Saturday, October 14, 2006

Actively looking for deaths

Only when you go out and knock on the doors of families, actively looking for deaths, do you begin to get close to the right number. This method is now tried and tested. It has been the basis for mortality estimates in war zones such as Darfur and the Congo. Interestingly, when we report figures from these countries politicians do not challenge them. They frown, nod their heads and agree that the situation is grave and intolerable. The international community must act, they say. When it comes to Iraq the story is different. Expect the current government to mobilise all its efforts to undermine the work done by this American and Iraqi team. Expect the government to criticise the Lancet for being too political.

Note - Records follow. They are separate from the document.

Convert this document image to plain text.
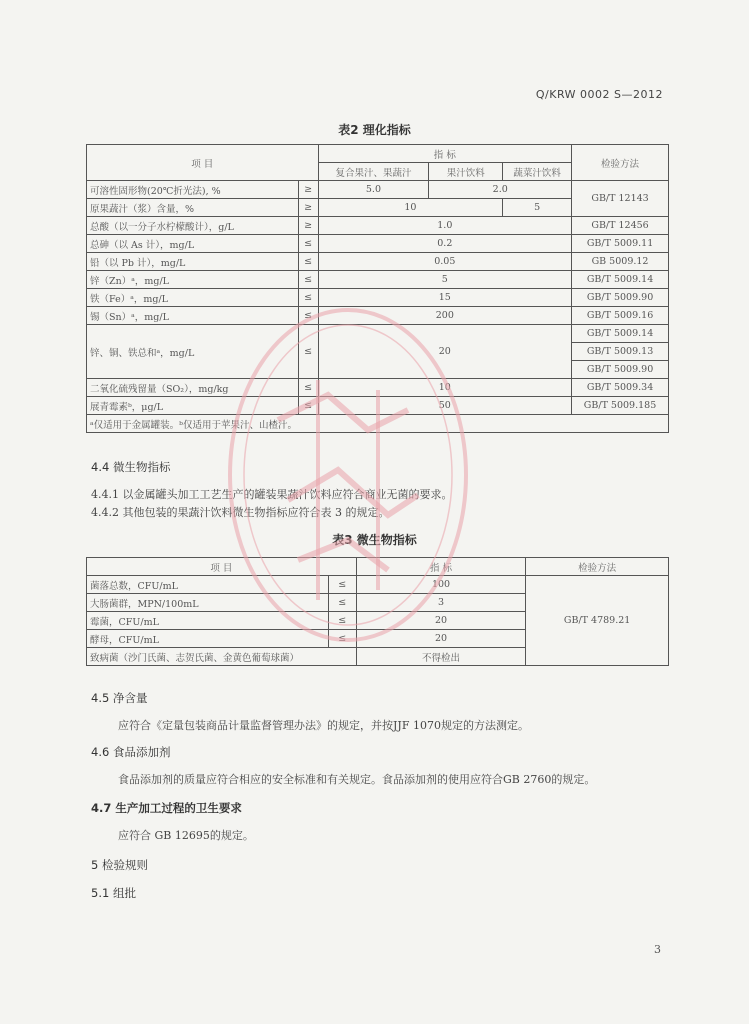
Q/KRW 0002 S—2012
表2 理化指标
项 目		指 标			检验方法
		复合果汁、果蔬汁	果汁饮料	蔬菜汁饮料	
可溶性固形物(20℃折光法), %	≥	5.0	2.0		GB/T 12143
原果蔬汁（浆）含量，%	≥	10		5	
总酸（以一分子水柠檬酸计），g/L	≥	1.0			GB/T 12456
总砷（以 As 计），mg/L	≤	0.2			GB/T 5009.11
铅（以 Pb 计），mg/L	≤	0.05			GB 5009.12
锌（Zn）ᵃ，mg/L	≤	5			GB/T 5009.14
铁（Fe）ᵃ，mg/L	≤	15			GB/T 5009.90
锡（Sn）ᵃ，mg/L	≤	200			GB/T 5009.16
锌、铜、铁总和ᵃ，mg/L	≤	20			GB/T 5009.14
					GB/T 5009.13
					GB/T 5009.90
二氧化硫残留量（SO₂），mg/kg	≤	10			GB/T 5009.34
展青霉素ᵇ，μg/L	≤	50			GB/T 5009.185
ᵃ仅适用于金属罐装。ᵇ仅适用于苹果汁、山楂汁。					
4.4 微生物指标
4.4.1 以金属罐头加工工艺生产的罐装果蔬汁饮料应符合商业无菌的要求。
4.4.2 其他包装的果蔬汁饮料微生物指标应符合表 3 的规定。
表3 微生物指标
项 目		指 标	检验方法
菌落总数，CFU/mL	≤	100	GB/T 4789.21
大肠菌群，MPN/100mL	≤	3	
霉菌，CFU/mL	≤	20	
酵母，CFU/mL	≤	20	
致病菌（沙门氏菌、志贺氏菌、金黄色葡萄球菌）		不得检出	
4.5 净含量
应符合《定量包装商品计量监督管理办法》的规定，并按JJF 1070规定的方法测定。
4.6 食品添加剂
食品添加剂的质量应符合相应的安全标准和有关规定。食品添加剂的使用应符合GB 2760的规定。
4.7 生产加工过程的卫生要求
应符合 GB 12695的规定。
5 检验规则
5.1 组批
3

Expect the government to do all it can to dismiss this story and wash its hands of its responsibility to take these latest findings seriously.
Richard Horton, editor of The Lancet, on the midrange estimate of 650,000 deaths as a result of the Iraq invasion.

Was this the first trillion dollar plus "minor" war.

P.S. 15 Oct: Paul Reynolds notes Huge gap in Iraqi death estimates.

P.P.S. 15 Oct: How army chief staged no 10 ambush
Those soft edges became razor sharp, leaving Blair little option but to claim last Friday that he agreed with 'every' word Dannatt had told Radio 4 in his interview. That meant that the Prime Minister actually believed the presence of British troops was exacerbating the violence in parts of Iraq; that the army risked being broken by the conflict and that the whole debate over withdrawal was not really news. Not even Blair's most trusted lieutenants thought that Blair believed that.